Ed. Note: this blog was originally posted on the DOL Blog
When I taught a civil rights class at the University of Maryland Law School, I would do an exercise with my students. I'd write “civil rights” on the board and ask them to tell me what immediately came to mind.
Some of the most common answers were “Martin Luther King” or “Brown v. Board of Education;” or sometimes “glass ceiling” or “Elizabeth Cady Stanton.”
I can't remember a single time that anyone ever said “Bayard Rustin.” That's a failure of history. That's our failure to be proper guardians of his legacy.
But that's changing now, thanks largely to the President Obama's decision to posthumously award Bayard Rustin the Presidential Medal of Freedom. It is richly deserved and long overdue.
I feel compelled, as secretary of labor, to pay tribute to him as well. My very first day on the job last month, I toured our department's Hall of Honor to see the heroic Americans enshrined there – Frances Perkins, A. Philip Randolph, Cesar Chavez and others. But where was Bayard Rustin?
He was one of our most tenacious fighters for the rights of workers, for collective bargaining, for the role unions play in expanding economic opportunity. The 1963 March on Washington that he organized – the “March on Washington for Jobs and Freedom,” as we all know, was the full name – was conceived as a demonstration against economic injustice.
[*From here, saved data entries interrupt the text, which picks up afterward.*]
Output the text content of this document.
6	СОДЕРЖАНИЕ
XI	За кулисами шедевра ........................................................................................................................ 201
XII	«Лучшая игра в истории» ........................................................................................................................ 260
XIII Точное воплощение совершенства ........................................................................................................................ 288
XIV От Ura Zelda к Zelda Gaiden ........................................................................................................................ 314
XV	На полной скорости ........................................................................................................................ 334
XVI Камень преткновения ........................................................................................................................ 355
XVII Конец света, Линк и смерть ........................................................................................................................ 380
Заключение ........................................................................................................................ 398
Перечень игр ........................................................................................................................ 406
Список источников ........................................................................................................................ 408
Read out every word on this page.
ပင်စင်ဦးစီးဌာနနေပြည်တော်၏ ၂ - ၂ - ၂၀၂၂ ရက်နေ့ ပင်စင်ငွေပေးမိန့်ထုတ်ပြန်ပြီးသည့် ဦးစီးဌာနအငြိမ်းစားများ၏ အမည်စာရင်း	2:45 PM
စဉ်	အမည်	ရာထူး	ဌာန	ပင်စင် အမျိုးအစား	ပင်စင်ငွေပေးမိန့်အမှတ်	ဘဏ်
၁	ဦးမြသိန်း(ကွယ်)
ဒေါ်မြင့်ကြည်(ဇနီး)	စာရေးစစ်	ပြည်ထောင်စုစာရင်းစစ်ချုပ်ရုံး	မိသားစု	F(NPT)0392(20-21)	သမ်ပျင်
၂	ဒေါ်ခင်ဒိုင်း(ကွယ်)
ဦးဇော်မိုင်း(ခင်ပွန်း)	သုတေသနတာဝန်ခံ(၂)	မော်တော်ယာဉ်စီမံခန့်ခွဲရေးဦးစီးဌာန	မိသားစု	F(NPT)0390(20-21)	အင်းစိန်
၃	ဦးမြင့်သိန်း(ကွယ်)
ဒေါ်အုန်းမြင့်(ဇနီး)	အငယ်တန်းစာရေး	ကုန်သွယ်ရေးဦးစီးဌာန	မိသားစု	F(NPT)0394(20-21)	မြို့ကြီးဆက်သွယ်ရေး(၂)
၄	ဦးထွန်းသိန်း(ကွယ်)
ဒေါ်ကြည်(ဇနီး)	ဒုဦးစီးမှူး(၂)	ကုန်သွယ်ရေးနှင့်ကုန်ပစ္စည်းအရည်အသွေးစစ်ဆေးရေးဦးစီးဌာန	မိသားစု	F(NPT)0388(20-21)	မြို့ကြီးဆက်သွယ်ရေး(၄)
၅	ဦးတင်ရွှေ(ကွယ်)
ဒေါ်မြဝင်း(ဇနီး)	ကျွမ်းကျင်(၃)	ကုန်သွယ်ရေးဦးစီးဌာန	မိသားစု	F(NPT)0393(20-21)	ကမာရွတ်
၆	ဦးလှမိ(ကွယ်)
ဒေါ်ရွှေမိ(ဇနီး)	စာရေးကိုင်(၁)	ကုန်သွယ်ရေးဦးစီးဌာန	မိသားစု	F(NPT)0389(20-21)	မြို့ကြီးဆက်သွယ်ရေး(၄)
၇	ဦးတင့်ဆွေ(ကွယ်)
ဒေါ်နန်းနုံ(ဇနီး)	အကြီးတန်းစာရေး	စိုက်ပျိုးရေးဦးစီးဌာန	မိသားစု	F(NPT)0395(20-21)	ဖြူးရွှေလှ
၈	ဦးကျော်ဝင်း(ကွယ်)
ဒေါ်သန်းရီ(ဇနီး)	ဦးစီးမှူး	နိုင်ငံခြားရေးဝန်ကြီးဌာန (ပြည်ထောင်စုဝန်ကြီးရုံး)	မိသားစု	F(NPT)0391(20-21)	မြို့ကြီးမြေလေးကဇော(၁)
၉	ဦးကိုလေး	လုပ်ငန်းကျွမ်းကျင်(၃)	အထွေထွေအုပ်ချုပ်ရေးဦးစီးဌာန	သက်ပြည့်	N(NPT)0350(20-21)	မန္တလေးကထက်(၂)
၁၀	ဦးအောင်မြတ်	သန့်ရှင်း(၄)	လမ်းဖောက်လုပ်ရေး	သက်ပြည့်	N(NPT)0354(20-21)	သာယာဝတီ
He understood as well as anyone that these two movements – civil rights and labor rights – are inextricably intertwined and their goals essentially the same.
So, I am correcting a longstanding oversight by formally inducting Bayard Rustin into the Labor Department's Hall of Honor.
Rustin was an openly gay man during a time of fear and intolerance. There was no Human Rights Campaign. There was no Pride Month. There was no “It Gets Better” campaign featuring some of the most visible public figures in America. Nope, “it gets better” was just something you had to believe when you told it to yourself.
A lot has changed since then, thankfully. From the new hate crimes law, to the repeal of DOMA and “Don't Ask, Don't Tell,” to the emerging popular support for marriage equality, we are making progress at breakneck speed. As someone who has dedicated most of my career to civil rights law, I am deeply moved by this sea change and proud to have done my part.
But we can't become complacent, on LGBT equality or any civil rights or workers' rights issue. As one of my mentors, Sen. Edward Kennedy, put it: civil rights is the unfinished business of America. And guess whose example will light the path as we rise to the next challenges?
We can't understand what we've accomplished on civil rights without telling the story of Bayard Rustin. And now, we must write the next chapter in the American civil rights story by drawing strength and inspiration from his moral courage.
Secretary Tom Perez is the United States Secretary of Labor.